There are hardware issues as well.
- Even with all that plastic, the 7″ tablet was just too heavy to hold comfortably.
- Also, for someone like me with large hands–even for someone like me–the tablet felt awkward to try to hold in one hand. Partly the weight, partly the size. In contrast, my 6″ Kindle Paperwhite feels only slightly too big.
- The battery didn’t last nearly as long as it should have.
Finally, it just seemed weird. Here I had a device that wasn’t a phone, and wasn’t quite a computer. But my smartphone could do almost everything the tablet could do, some things it couldn’t, and it fits in my pocket. It’s always on. The battery lasts all day. And if I want to do extensive writing, I can open up my notebook. Fumbling for an uncomfortably-shaped object and trying to use it felt wrong.
This morning I called Microsoft and got an RMA. Out it goes.
So here I am, Nate Ludd, standing athwart technology and yelling STOP!
So what do I want in a tablet?

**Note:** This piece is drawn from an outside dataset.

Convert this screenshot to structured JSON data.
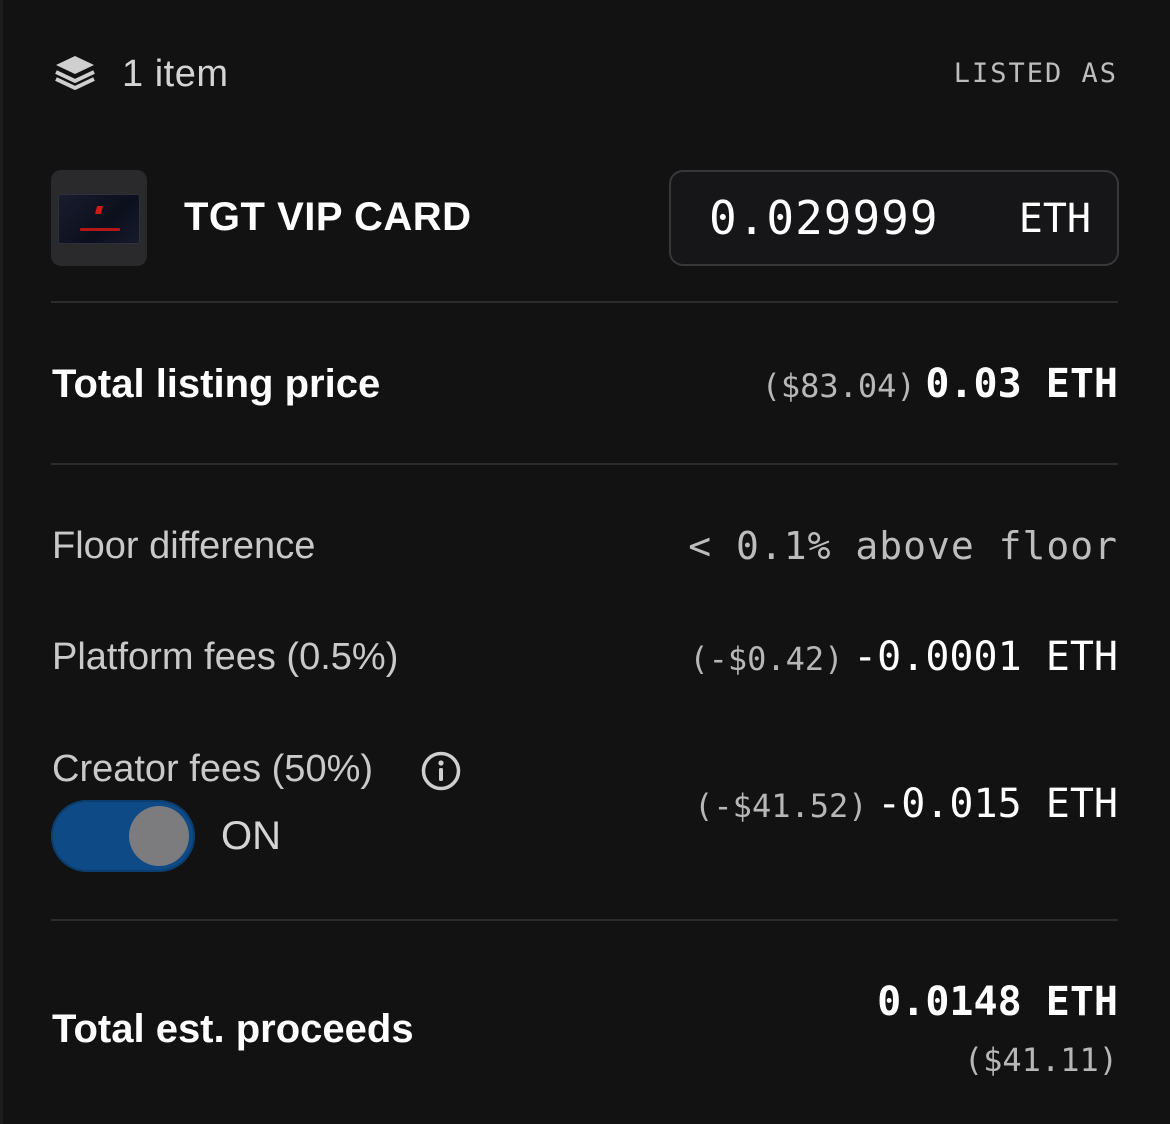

In the best of all possible worlds?
- I want a small, light device. 6″ might be just fine. 5.5″ would probably be better. But it all depends on how much skirt there is around the screen.
- I want it to run OneNote, maybe a browser, and that’s about all. Minimal interface elements. Well, OK–a camera linked to OneNote (quick white-board captures).
- It should run both WiFi and 3g/4g connections for data. Remember SUN’s slogan, The Network is the Computer? At one time I thought it was silly. Now I think it’s essential.
- I want instant-on, with a good 24-hour or better run time on the battery.
- I want handwriting recognition that’s at least as good as my old Palm Zire:
(Or better.) I want a fine-pointed stylus, not some bozo foam-head crayon. And there should be an option to draw on the screen as well as to have text recognized. A pop-up keyboard for when you really, really need it (entering passwords, for example).
- Along with handwriting recognition, I would absolutely love it if I could use one of my fountain pens, sans ink, as a stylus. Dunno if that’s possible, but it would make writing so pleasant!
- A tough color screen that won’t break easily.
- And a price of <$100.
That’s not really all that much to ask, is it?